I have more or less kept up with the X-Men films (barring the odd offshoot) as it is one of the better fantasy series of recent times, so I ordered the DVD as soon as it became available. What follows has some minor spoilers so, if you insist on every development coming as a surprise (in which case, why read reviews?) you had better stop now – I'll just say that it's definitely worth seeing.

I found the start rather confusing because I had formed the impression beforehand that it was the sequel to X-Men: First Class, which was set in the 1960s; probably because of the advertised presence of Jennifer Lawrence rather than Rebecca Romijn as Mystique. However, the beginning consists of a series of savage combats set in a bleak future world wrecked by warfare, in which the X-Men have been hunted to near-extinction by the Sentinels, artificial humanoids specifically designed to detect and kill them. The few survivors, including an aged Professor X and Magneto working together, had deduced that the war was started by one act in 1973 – the killing by Mystique of Bolivar Trask (Peter Dinklage), the creator of the Sentinels.
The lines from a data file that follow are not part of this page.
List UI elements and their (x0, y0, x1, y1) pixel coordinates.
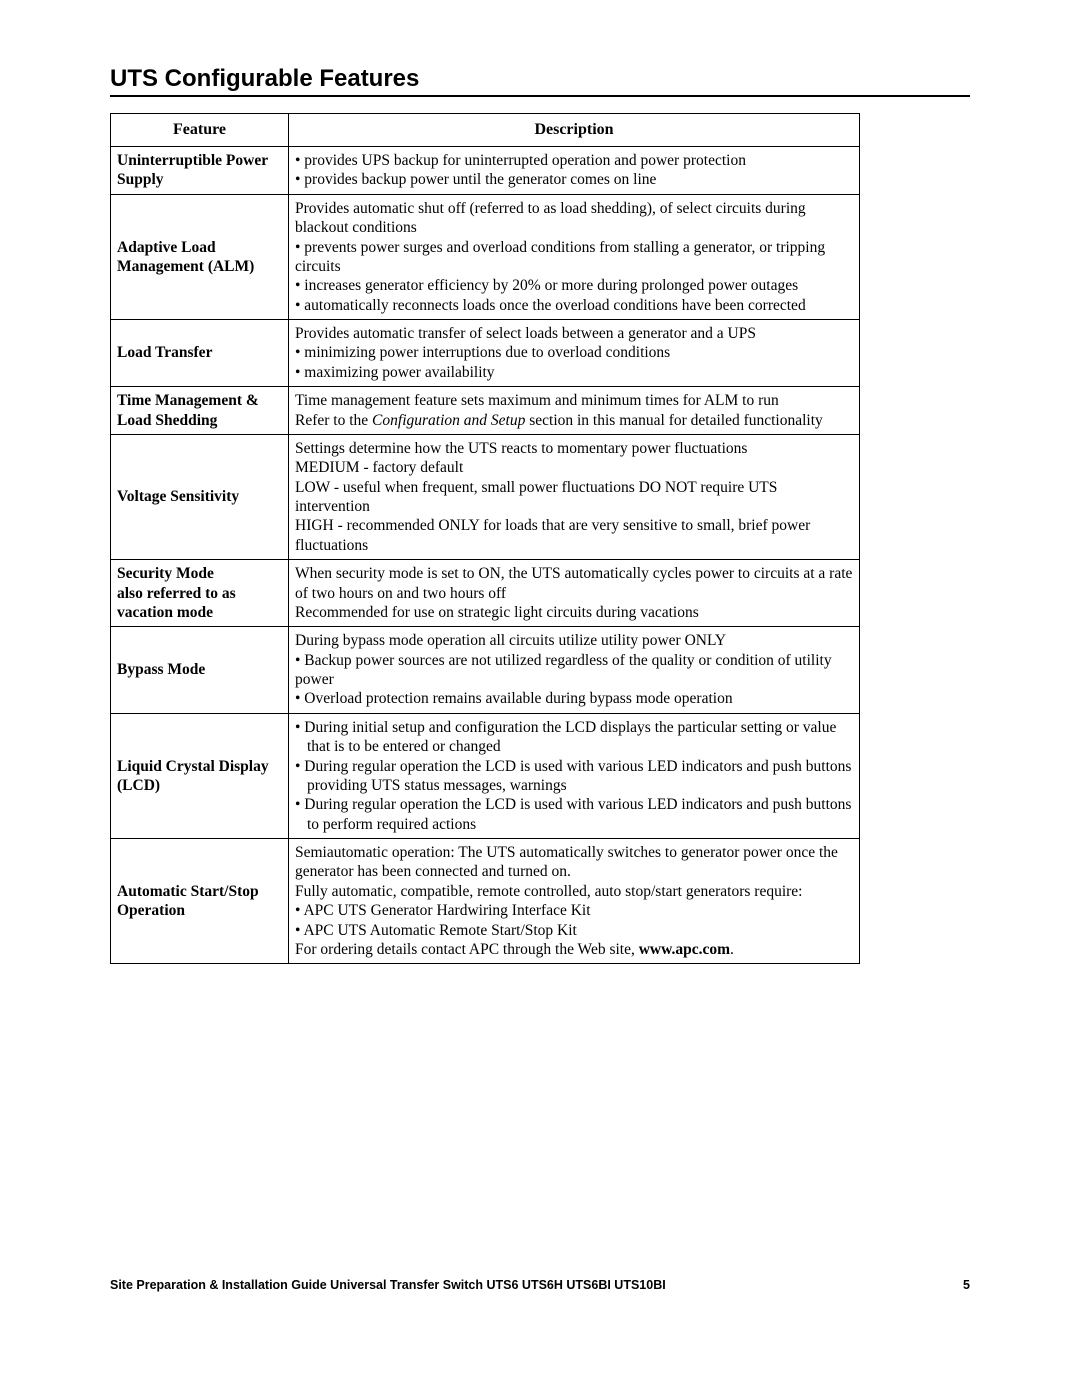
table-row: Time Management &Load Shedding Time manag… (111, 387, 860, 435)
col-header-feature: Feature (111, 114, 289, 147)
description-cell: Settings determine how the UTS reacts to… (289, 434, 860, 559)
description-cell: • During initial setup and configuration… (289, 713, 860, 838)
description-cell: When security mode is set to ON, the UTS… (289, 560, 860, 627)
table-row: Voltage Sensitivity Settings determine ho… (111, 434, 860, 559)
description-line: • provides UPS backup for uninterrupted … (295, 151, 853, 170)
description-line: For ordering details contact APC through… (295, 940, 853, 959)
description-line: • increases generator efficiency by 20% … (295, 276, 853, 295)
description-line: • maximizing power availability (295, 363, 853, 382)
description-line: Settings determine how the UTS reacts to… (295, 439, 853, 458)
table-row: Liquid Crystal Display(LCD)• During init… (111, 713, 860, 838)
description-line: HIGH - recommended ONLY for loads that a… (295, 516, 853, 555)
description-line: Provides automatic transfer of select lo… (295, 324, 853, 343)
table-row: Security Modealso referred to asvacation… (111, 560, 860, 627)
table-row: Uninterruptible PowerSupply • provides UP… (111, 147, 860, 195)
description-cell: During bypass mode operation all circuit… (289, 627, 860, 714)
feature-name-cell: Load Transfer (111, 320, 289, 387)
description-cell: Provides automatic transfer of select lo… (289, 320, 860, 387)
section-title: UTS Configurable Features (110, 65, 970, 97)
description-line: • automatically reconnects loads once th… (295, 296, 853, 315)
page: UTS Configurable Features Feature Descri… (0, 0, 1080, 964)
feature-name-cell: Adaptive LoadManagement (ALM) (111, 194, 289, 319)
feature-name-cell: Automatic Start/StopOperation (111, 839, 289, 964)
feature-name-cell: Liquid Crystal Display(LCD) (111, 713, 289, 838)
table-row: Automatic Start/StopOperationSemiautomat… (111, 839, 860, 964)
feature-name-cell: Voltage Sensitivity (111, 434, 289, 559)
description-line: • During initial setup and configuration… (295, 718, 853, 757)
feature-name-cell: Time Management &Load Shedding (111, 387, 289, 435)
table-header-row: Feature Description (111, 114, 860, 147)
feature-name-cell: Security Modealso referred to asvacation… (111, 560, 289, 627)
description-line: LOW - useful when frequent, small power … (295, 478, 853, 517)
description-line: Semiautomatic operation: The UTS automat… (295, 843, 853, 882)
table-row: Load Transfer Provides automatic transfer… (111, 320, 860, 387)
description-line: • minimizing power interruptions due to … (295, 343, 853, 362)
description-line: • Overload protection remains available … (295, 689, 853, 708)
col-header-description: Description (289, 114, 860, 147)
description-line: • APC UTS Automatic Remote Start/Stop Ki… (295, 921, 853, 940)
description-cell: Time management feature sets maximum and… (289, 387, 860, 435)
description-line: Fully automatic, compatible, remote cont… (295, 882, 853, 901)
description-line: • provides backup power until the genera… (295, 170, 853, 189)
features-table: Feature Description Uninterruptible Powe… (110, 113, 860, 964)
footer-page-number: 5 (963, 1278, 970, 1292)
description-line: Provides automatic shut off (referred to… (295, 199, 853, 238)
description-cell: • provides UPS backup for uninterrupted … (289, 147, 860, 195)
description-line: Recommended for use on strategic light c… (295, 603, 853, 622)
description-line: Time management feature sets maximum and… (295, 391, 853, 410)
page-footer: Site Preparation & Installation Guide Un… (0, 1278, 1080, 1292)
description-line: MEDIUM - factory default (295, 458, 853, 477)
description-cell: Provides automatic shut off (referred to… (289, 194, 860, 319)
description-cell: Semiautomatic operation: The UTS automat… (289, 839, 860, 964)
description-line: • Backup power sources are not utilized … (295, 651, 853, 690)
description-line: • During regular operation the LCD is us… (295, 795, 853, 834)
table-row: Bypass Mode During bypass mode operation … (111, 627, 860, 714)
description-line: • APC UTS Generator Hardwiring Interface… (295, 901, 853, 920)
description-line: When security mode is set to ON, the UTS… (295, 564, 853, 603)
description-line: Refer to the Configuration and Setup sec… (295, 411, 853, 430)
footer-left: Site Preparation & Installation Guide Un… (110, 1278, 666, 1292)
feature-name-cell: Uninterruptible PowerSupply (111, 147, 289, 195)
description-line: • During regular operation the LCD is us… (295, 757, 853, 796)
feature-name-cell: Bypass Mode (111, 627, 289, 714)
description-line: • prevents power surges and overload con… (295, 238, 853, 277)
description-line: During bypass mode operation all circuit… (295, 631, 853, 650)
table-row: Adaptive LoadManagement (ALM)Provides au… (111, 194, 860, 319)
There is just one chance of changing history – so the time-shifting talent of one of the X-Men is used to send the mind of Wolverine back to inhabit his body in 1973, to try to prevent the assassination.

What follows is a race against time as Wolverine, now in 1973, tries to recruit the help of reluctant younger versions of Professor X and Magneto in finding Mystique and dissuading her from killing Trask, before the Sentinels in the future locate the last X-Men and destroy Wolverine's unconscious body. Of course that isn't simple and a series of complications ratchets up the tension, with some great set-pieces leading up to the climax.

The mood is darker than I recall from the previous films, but the plot is more focused and the dramatic pacing is very good. All in all, this film more than maintains the standard of the others. It was good to see Famke Janssen again, albeit briefly, but I still much prefer Rebecca Romijn's version of Mystique!